L’archivio di Mariella Gambino Loriga

Soggetto produttore

L'archivio della psicoanalista Mariella Gambino Loriga è stato conservato, fino all’estate 2014, nella sua casa di Milano, dove abitava la figlia minore. In occasione del trasloco di quest'ultima, il materiale è stato in parte diviso tra le due figlie e in parte donato alla sezione milanese dell’Associazione italiana di psicologia analitica (AIPA), che la dottoressa aveva contributo a fondare; le cartelle cliniche sono state invece distrutte. 

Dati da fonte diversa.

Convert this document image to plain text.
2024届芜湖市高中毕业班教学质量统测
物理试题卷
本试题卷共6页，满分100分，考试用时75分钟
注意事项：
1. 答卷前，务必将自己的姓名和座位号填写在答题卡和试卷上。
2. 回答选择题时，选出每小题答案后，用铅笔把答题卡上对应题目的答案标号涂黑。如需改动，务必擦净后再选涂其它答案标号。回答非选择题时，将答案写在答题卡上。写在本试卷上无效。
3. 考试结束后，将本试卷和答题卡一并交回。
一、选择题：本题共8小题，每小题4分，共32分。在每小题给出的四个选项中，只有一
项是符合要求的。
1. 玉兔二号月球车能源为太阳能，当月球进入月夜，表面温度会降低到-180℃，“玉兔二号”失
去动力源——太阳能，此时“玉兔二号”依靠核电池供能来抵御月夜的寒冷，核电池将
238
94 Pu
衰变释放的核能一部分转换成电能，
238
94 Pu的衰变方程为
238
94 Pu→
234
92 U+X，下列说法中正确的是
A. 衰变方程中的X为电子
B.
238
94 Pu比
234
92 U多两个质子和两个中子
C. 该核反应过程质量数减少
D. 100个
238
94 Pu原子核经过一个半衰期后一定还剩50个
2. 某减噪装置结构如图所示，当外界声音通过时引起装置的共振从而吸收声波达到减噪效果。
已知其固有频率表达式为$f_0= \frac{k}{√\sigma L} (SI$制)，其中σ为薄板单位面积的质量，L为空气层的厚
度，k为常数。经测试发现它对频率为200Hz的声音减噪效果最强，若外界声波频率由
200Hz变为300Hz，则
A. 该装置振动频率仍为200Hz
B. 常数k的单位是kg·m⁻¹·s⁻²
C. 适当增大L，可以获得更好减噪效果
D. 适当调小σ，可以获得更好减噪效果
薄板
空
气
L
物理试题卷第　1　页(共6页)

Materiale conservato presso l'Associazione italiana di psicologia analitica (AIPA)
Il materiale relativo alla formazione professionale di Mariella Gambino Loriga e alla fondazione della sezione milanese dell’AIPA è stato donato dalle figlie nell’estate 2014 all'associazione stessa, che ha provveduto a sistemarlo in cartelline (alcune delle quali erano già state preparate dalla stessa Gambino).
La documentazione, risalente grosso modo agli anni 1950-1990 e consistente in circa 5 faldoni, è costituita da: una cartellina dal titolo “Bambini”, contenente materiale sul training per analisti infantili; una cartellina contenente gli scritti della dottoressa Gambino (estratti a stampa); una cartellina con interventi e materiale relativo all’organizzazione di congressi internazionali; una cartellina con appunti per la preparazione della Rivista di psicologia analitica; una cartellina contenente materiale per i corsi di training e le iniziative culturali all’AIPA di Milano dal 1975 al 1995; una cartellina contenente gli interventi di altri a seminari internazionali o all’estero (Jacobi a Zurigo nel 1952-53, Benedetti e Maffei nel 1978-79); una carpetta con lettere di ammissione, passaggi ufficiali, convocazione di assemblee, schedario degli associati alla sezione milanese dell’AIPA (anni ’80); un raccoglitore contenente la rassegna stampa sul Congresso AIPA di Roma del 1992; due carpette contenenti i verbali dell'AIPA degli anni 1966-1976 e 1977-1986; una cartellina con materiale sulla storia della sezione milanese (a partire dai primi incontri informali del 1966 fino alle proposte di modifica dello statuto del 1988); tre buste con materiale relativo all’Istituto Jung di Zurigo (programma dei corsi, regolamento del training, modalità degli esami, statuto e regolamenti, dal 1959 al 1980); materiale a stampa della Tavistock Clinic di Londra, dove Mariella Gambino ha fatto formazione di analisi infantile. 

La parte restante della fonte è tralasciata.